- Full name: Uliana Sergeyevna Perebinosova
- Born: 4 May 2001 (age 25)

Gymnastics career
- Discipline: Women's artistic gymnastics
- Country represented: Russia;
- Medal record
Representing Russia
European Championships
| Gold medal – first place | 2018 Glasgow | Team |
Summer Universiade
| Silver medal – second place | 2019 Napoli | Team |
| Silver medal – second place | 2019 Napoli | All-Around |
| Bronze medal – third place | 2019 Napoli | Balance Beam |
| Bronze medal – third place | 2019 Napoli | Floor Exercise |
FIG World Cup
| Event | 1st | 2nd | 3rd |
| World Cup | 0 | 1 | 0 |
| World Challenge Cup | 1 | 1 | 1 |

= Uliana Perebinosova =

Russian artistic gymnast

Uliana Sergeyevna Perebinosova (Улья́на Серге́евна Перебино́сова; born 4 May 2001) is a Russian artistic gymnast and the 2020 Russian National Champion. She was part of the team that won gold in the team competition at the 2018 European Championships.

== Gymnastics career ==
===2018===
In 2018, Perebinosova was named to Russia’s team for the European championships alongside Irina Alexeeva, Aliya Mustafina, Angelina Simakova, and Lilia Akhaimova. She was sent as a specialist, competing solely on the uneven bars. She qualified to the bars final in third after a successful qualification routine. In the team final, she posted a score of 14.033 on bars, which contributed to Russia winning the gold medal over France, who took the silver. Despite performing a clean exercise in the uneven bars final, she ended up finishing in fifth with a score of 14.166, a tenth down from her qualification performance.

===2019===
Perebinosova made her 2019 debut at the Universiade games in Italy, which she attended with Akhaimova and world champion Tatiana Nabieva. She replaced Polina Fedorova, who was initially slated to be on the team. She contributed scores on bars, beam, and floor to Russia’s silver medal performance in the team final. Perebinosova also qualified to the all-around final in third place, posting the same score as teammate Akhaimova (53.000) but ranking lower due to tie-breaking procedures. In the all-around final, Perebinosova incurred a five-tenth deduction on for putting her hands on the beam to steady herself.
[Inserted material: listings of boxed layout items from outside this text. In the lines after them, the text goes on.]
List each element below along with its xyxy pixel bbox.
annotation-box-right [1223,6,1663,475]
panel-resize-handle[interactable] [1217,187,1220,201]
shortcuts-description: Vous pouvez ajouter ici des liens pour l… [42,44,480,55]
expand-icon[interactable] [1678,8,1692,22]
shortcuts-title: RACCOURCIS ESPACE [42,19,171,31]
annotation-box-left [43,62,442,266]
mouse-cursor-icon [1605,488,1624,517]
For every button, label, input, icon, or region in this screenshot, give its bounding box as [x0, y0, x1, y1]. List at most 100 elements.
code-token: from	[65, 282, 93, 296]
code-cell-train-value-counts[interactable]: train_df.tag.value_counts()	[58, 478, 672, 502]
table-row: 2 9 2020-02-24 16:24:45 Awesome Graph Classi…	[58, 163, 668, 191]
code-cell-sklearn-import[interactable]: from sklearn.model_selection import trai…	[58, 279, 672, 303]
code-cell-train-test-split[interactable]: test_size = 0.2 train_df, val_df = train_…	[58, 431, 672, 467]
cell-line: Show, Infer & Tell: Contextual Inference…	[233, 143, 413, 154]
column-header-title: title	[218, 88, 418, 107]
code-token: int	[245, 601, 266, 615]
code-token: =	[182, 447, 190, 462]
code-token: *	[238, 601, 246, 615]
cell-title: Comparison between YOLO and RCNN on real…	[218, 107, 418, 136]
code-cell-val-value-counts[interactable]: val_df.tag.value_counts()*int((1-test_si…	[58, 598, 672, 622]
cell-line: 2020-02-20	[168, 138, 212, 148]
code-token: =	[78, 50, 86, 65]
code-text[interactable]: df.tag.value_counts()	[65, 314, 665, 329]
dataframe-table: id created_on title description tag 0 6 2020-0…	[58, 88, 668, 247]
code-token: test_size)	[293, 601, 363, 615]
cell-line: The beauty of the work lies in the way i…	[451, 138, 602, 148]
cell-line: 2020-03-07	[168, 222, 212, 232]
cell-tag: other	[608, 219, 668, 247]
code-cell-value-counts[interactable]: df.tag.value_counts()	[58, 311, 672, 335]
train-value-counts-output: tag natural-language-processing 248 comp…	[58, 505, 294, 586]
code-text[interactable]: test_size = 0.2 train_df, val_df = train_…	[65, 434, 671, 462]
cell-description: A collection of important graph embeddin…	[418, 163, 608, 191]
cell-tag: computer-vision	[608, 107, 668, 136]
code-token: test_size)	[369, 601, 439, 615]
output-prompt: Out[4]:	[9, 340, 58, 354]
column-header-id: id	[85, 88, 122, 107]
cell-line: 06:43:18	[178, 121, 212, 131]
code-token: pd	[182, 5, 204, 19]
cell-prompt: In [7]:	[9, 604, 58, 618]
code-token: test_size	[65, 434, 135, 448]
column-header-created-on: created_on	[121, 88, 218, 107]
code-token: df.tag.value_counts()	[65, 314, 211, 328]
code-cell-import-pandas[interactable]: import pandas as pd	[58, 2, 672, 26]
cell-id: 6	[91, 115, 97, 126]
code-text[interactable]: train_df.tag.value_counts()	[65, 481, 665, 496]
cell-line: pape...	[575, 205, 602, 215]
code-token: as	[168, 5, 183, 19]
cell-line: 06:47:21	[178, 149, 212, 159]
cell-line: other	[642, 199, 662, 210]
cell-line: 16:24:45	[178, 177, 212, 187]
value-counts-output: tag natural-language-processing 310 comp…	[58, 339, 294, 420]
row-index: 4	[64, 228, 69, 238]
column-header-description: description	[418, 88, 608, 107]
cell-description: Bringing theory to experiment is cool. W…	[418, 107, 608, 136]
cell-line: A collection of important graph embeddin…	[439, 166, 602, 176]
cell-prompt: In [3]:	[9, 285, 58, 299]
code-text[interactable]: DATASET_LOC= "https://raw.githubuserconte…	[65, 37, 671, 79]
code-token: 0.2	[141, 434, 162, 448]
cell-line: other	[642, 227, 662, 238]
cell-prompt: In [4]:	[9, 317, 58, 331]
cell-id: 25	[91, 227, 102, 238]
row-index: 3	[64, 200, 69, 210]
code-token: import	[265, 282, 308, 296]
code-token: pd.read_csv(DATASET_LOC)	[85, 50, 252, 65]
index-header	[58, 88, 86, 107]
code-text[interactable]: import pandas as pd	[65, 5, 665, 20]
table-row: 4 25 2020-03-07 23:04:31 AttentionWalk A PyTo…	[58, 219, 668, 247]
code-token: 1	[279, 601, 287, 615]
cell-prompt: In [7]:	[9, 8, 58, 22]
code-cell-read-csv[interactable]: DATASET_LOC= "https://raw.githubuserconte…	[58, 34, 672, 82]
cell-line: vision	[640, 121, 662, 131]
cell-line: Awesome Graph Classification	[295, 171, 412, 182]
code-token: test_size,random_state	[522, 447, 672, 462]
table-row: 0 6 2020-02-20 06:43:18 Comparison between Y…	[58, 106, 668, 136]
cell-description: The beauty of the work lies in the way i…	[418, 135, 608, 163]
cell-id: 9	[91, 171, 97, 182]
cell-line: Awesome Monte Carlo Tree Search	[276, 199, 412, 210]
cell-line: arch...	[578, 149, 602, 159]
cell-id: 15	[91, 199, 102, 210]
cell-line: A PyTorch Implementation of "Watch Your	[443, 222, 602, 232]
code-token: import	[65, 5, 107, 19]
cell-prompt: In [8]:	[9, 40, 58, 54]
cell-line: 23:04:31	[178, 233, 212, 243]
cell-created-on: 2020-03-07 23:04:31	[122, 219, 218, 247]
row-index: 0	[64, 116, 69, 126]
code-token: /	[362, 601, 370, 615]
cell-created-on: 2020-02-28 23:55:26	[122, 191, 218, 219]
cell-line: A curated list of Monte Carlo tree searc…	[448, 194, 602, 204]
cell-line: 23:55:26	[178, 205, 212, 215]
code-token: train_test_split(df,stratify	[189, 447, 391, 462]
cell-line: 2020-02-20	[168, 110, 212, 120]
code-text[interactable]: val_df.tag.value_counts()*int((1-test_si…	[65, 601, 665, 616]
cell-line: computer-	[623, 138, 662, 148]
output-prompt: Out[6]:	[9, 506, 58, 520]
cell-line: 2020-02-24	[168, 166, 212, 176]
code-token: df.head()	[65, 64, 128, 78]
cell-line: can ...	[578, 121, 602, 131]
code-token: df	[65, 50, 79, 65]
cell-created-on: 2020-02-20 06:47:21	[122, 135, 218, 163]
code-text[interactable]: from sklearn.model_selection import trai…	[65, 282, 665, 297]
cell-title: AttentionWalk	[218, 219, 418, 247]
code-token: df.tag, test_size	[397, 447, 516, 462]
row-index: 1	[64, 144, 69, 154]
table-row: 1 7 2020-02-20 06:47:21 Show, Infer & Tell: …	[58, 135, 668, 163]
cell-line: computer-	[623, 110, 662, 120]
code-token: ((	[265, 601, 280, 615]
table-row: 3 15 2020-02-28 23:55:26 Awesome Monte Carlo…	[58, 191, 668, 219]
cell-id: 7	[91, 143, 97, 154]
Once again, she and Akhaimova posted the same total score (52.700), but Perebinosova edged her teammate out for the silver medal, in part due to a high uneven bars score (14.375). Both Russians finished behind Japanese gymnast Hitomi Hatakeda. In event finals, despite qualifying in second, Perebinosova placed seventh on bars after struggling through her routine, scoring a low 12.750. However, she rallied to win the bronze medals on both beam and floor, posting scores of 12.800 and 12.700, respectively. The Russian squad of Perebinosova, Akhaimova, and Nabieva was the most decorated in women’s artistic gymnastics at the Universiade, bringing in one gold, three silver, and four bronze medals. Perebinosova was the most decorated of the Russians with two silvers and two bronzes.

Perebinosova competed at the Russian Cup and was one of nine gymnasts in contention for the worlds team. However, she was not named to the nominative or official roster.

===2020===
Uliana competed in the 2020 Russian Artistic Gymnastics Championships held from 4th to the 8th November in Penza, Russia. She won gold medals in the All-Round event with a score of 106.597 as well as the floor event with 13.333, placed second in the uneven bars to earn a silver and placed joint third on the balance beam to earn a bronze. During this championship, Uliana also placed second along with Rukhshona Azamova, Elizaveta Serova and Viktoria Trykina, representing Moscow, in the team event.